The inspiration for these shortcakes actually comes from a favorite cornbread recipe that I’ve been making for years (although I’ve yet to share it here, I’d better get on that). A subtle taste of lemon and a grassy earthiness from the thyme makes these something different. The cakes themselves are actually vegan, but you wouldn’t know it.
They bake with a perfectly thin and crisp crust on the outside and a soft, delicate crumb interior. I could eat them on their own, like a scone with a cup of tea, but when topped with strawberries and a dollop of fresh whipped cream well, lets just say I went in for seconds.
I also wanted to share something sweet with you as a sort of bribe for info from all of you. In about a week we’ll be headed down to San Francisco for the Renegade Craft Show. We’ve only spent a brief amount of time in this incredible city, and even though this trip is more work related, I’d love to get inside tips on places to go, see, and of course good places to eat.

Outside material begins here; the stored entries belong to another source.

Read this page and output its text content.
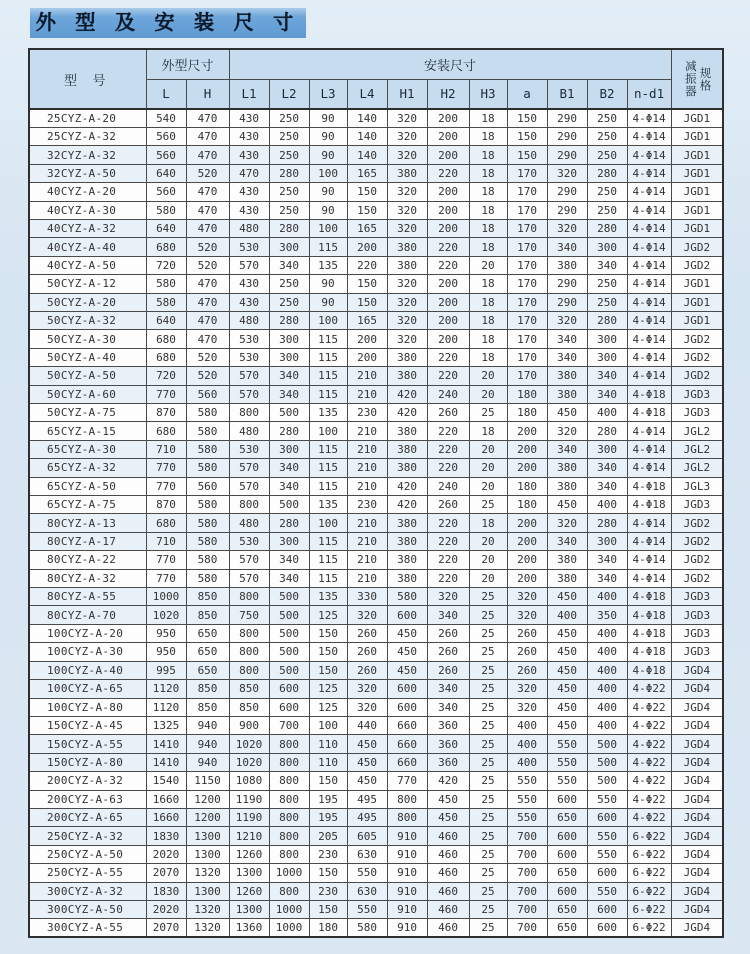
外 型 及 安 装 尺 寸
型 号	外型尺寸		安装尺寸											减振器 规格

	L	H	L1	L2	L3	L4	H1	H2	H3	a	B1	B2	n-d1	
25CYZ-A-20	540	470	430	250	90	140	320	200	18	150	290	250	4-Φ14	JGD1
25CYZ-A-32	560	470	430	250	90	140	320	200	18	150	290	250	4-Φ14	JGD1
32CYZ-A-32	560	470	430	250	90	140	320	200	18	150	290	250	4-Φ14	JGD1
32CYZ-A-50	640	520	470	280	100	165	380	220	18	170	320	280	4-Φ14	JGD1
40CYZ-A-20	560	470	430	250	90	150	320	200	18	170	290	250	4-Φ14	JGD1
40CYZ-A-30	580	470	430	250	90	150	320	200	18	170	290	250	4-Φ14	JGD1
40CYZ-A-32	640	470	480	280	100	165	320	200	18	170	320	280	4-Φ14	JGD1
40CYZ-A-40	680	520	530	300	115	200	380	220	18	170	340	300	4-Φ14	JGD2
40CYZ-A-50	720	520	570	340	135	220	380	220	20	170	380	340	4-Φ14	JGD2
50CYZ-A-12	580	470	430	250	90	150	320	200	18	170	290	250	4-Φ14	JGD1
50CYZ-A-20	580	470	430	250	90	150	320	200	18	170	290	250	4-Φ14	JGD1
50CYZ-A-32	640	470	480	280	100	165	320	200	18	170	320	280	4-Φ14	JGD1
50CYZ-A-30	680	470	530	300	115	200	320	200	18	170	340	300	4-Φ14	JGD2
50CYZ-A-40	680	520	530	300	115	200	380	220	18	170	340	300	4-Φ14	JGD2
50CYZ-A-50	720	520	570	340	115	210	380	220	20	170	380	340	4-Φ14	JGD2
50CYZ-A-60	770	560	570	340	115	210	420	240	20	180	380	340	4-Φ18	JGD3
50CYZ-A-75	870	580	800	500	135	230	420	260	25	180	450	400	4-Φ18	JGD3
65CYZ-A-15	680	580	480	280	100	210	380	220	18	200	320	280	4-Φ14	JGL2
65CYZ-A-30	710	580	530	300	115	210	380	220	20	200	340	300	4-Φ14	JGL2
65CYZ-A-32	770	580	570	340	115	210	380	220	20	200	380	340	4-Φ14	JGL2
65CYZ-A-50	770	560	570	340	115	210	420	240	20	180	380	340	4-Φ18	JGL3
65CYZ-A-75	870	580	800	500	135	230	420	260	25	180	450	400	4-Φ18	JGD3
80CYZ-A-13	680	580	480	280	100	210	380	220	18	200	320	280	4-Φ14	JGD2
80CYZ-A-17	710	580	530	300	115	210	380	220	20	200	340	300	4-Φ14	JGD2
80CYZ-A-22	770	580	570	340	115	210	380	220	20	200	380	340	4-Φ14	JGD2
80CYZ-A-32	770	580	570	340	115	210	380	220	20	200	380	340	4-Φ14	JGD2
80CYZ-A-55	1000	850	800	500	135	330	580	320	25	320	450	400	4-Φ18	JGD3
80CYZ-A-70	1020	850	750	500	125	320	600	340	25	320	400	350	4-Φ18	JGD3
100CYZ-A-20	950	650	800	500	150	260	450	260	25	260	450	400	4-Φ18	JGD3
100CYZ-A-30	950	650	800	500	150	260	450	260	25	260	450	400	4-Φ18	JGD3
100CYZ-A-40	995	650	800	500	150	260	450	260	25	260	450	400	4-Φ18	JGD4
100CYZ-A-65	1120	850	850	600	125	320	600	340	25	320	450	400	4-Φ22	JGD4
100CYZ-A-80	1120	850	850	600	125	320	600	340	25	320	450	400	4-Φ22	JGD4
150CYZ-A-45	1325	940	900	700	100	440	660	360	25	400	450	400	4-Φ22	JGD4
150CYZ-A-55	1410	940	1020	800	110	450	660	360	25	400	550	500	4-Φ22	JGD4
150CYZ-A-80	1410	940	1020	800	110	450	660	360	25	400	550	500	4-Φ22	JGD4
200CYZ-A-32	1540	1150	1080	800	150	450	770	420	25	550	550	500	4-Φ22	JGD4
200CYZ-A-63	1660	1200	1190	800	195	495	800	450	25	550	600	550	4-Φ22	JGD4
200CYZ-A-65	1660	1200	1190	800	195	495	800	450	25	550	650	600	4-Φ22	JGD4
250CYZ-A-32	1830	1300	1210	800	205	605	910	460	25	700	600	550	6-Φ22	JGD4
250CYZ-A-50	2020	1300	1260	800	230	630	910	460	25	700	600	550	6-Φ22	JGD4
250CYZ-A-55	2070	1320	1300	1000	150	550	910	460	25	700	650	600	6-Φ22	JGD4
300CYZ-A-32	1830	1300	1260	800	230	630	910	460	25	700	600	550	6-Φ22	JGD4
300CYZ-A-50	2020	1320	1300	1000	150	550	910	460	25	700	650	600	6-Φ22	JGD4
300CYZ-A-55	2070	1320	1360	1000	180	580	910	460	25	700	650	600	6-Φ22	JGD4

Budget friendly places are always most helpful, but really anything you’ve got I’d love for you to share. And if you happen to be in the bay area on July 9th and 10th you should come and stop by.
Lemon Thyme Strawberry Shortcakes / makes 6
This recipe make 6 single serving shortcakes, but can easily be doubled if you’d like more. If you’re unsure about the lemon or thyme, leave them out, you’ll still have a perfectly delicious vegan shortcake, sans the whipped cream of coarse. I used white whole wheat flour to keep them from straying too far from their original light color, but feel free to use whole wheat pastry flour or all purpose flour if that’s what you have.
2 cups white whole wheat flour
1 tablespoon baking powder
1/4 teaspoon salt
3 tablespoons cane sugar
zest of one lemon
1/4 teaspoon dried thyme or 3/4 tablespoon fresh
6 tablespoons coconut oil, not melted
3/4 cup almond milk
juice of half a small lemon
1/2 cup heavy whipping cream
1 tablespoons cane sugar
a pint of strawberries, sliced for serving
Preheat oven to 425F. Line a baking sheet with parchment or a silpat baking mat.
In a large bowl whisk together the flour, baking powder, salt, sugar, lemon zest, and thyme. Using your fingers, rub in the coconut oil until little pebbly pieces begin to form and mixture is crumbly.
Pour the almond milk and lemon juice into the bowl. Gently stir until a soft dough starts to form. It will be a pretty wet and sticky dough, but make sure that you incorporate all the flour at the bottom of the bowl. You just don’t want to over work it.
Divide the batter into 6 equal portions, about a half cup each. I like a more rustic look and just plop the onto the baking sheet, but you can try patting them into a more uniform shape.
Place them in the oven and bake for 12-15 minutes. They should be puffed up, slightly golden, and have a slight give with lightly pushed with your finger. Transfer them to a wire cooling rack.
To make the whipped cream, pour the cream into a mixing bowl along with the sugar. Whip at a high speed until soft peaks begin to form, do not over-beat. Keep covered and chilled until ready to serve.
When ready to assemble, carefully slice the cakes in half with a serrated knife. Place strawberries and whipped cream on the bottom half, then cover with the top half and serve.
I think the cakes are best eaten on the first day, but stored in a tightly covered container they will keep for a couple days.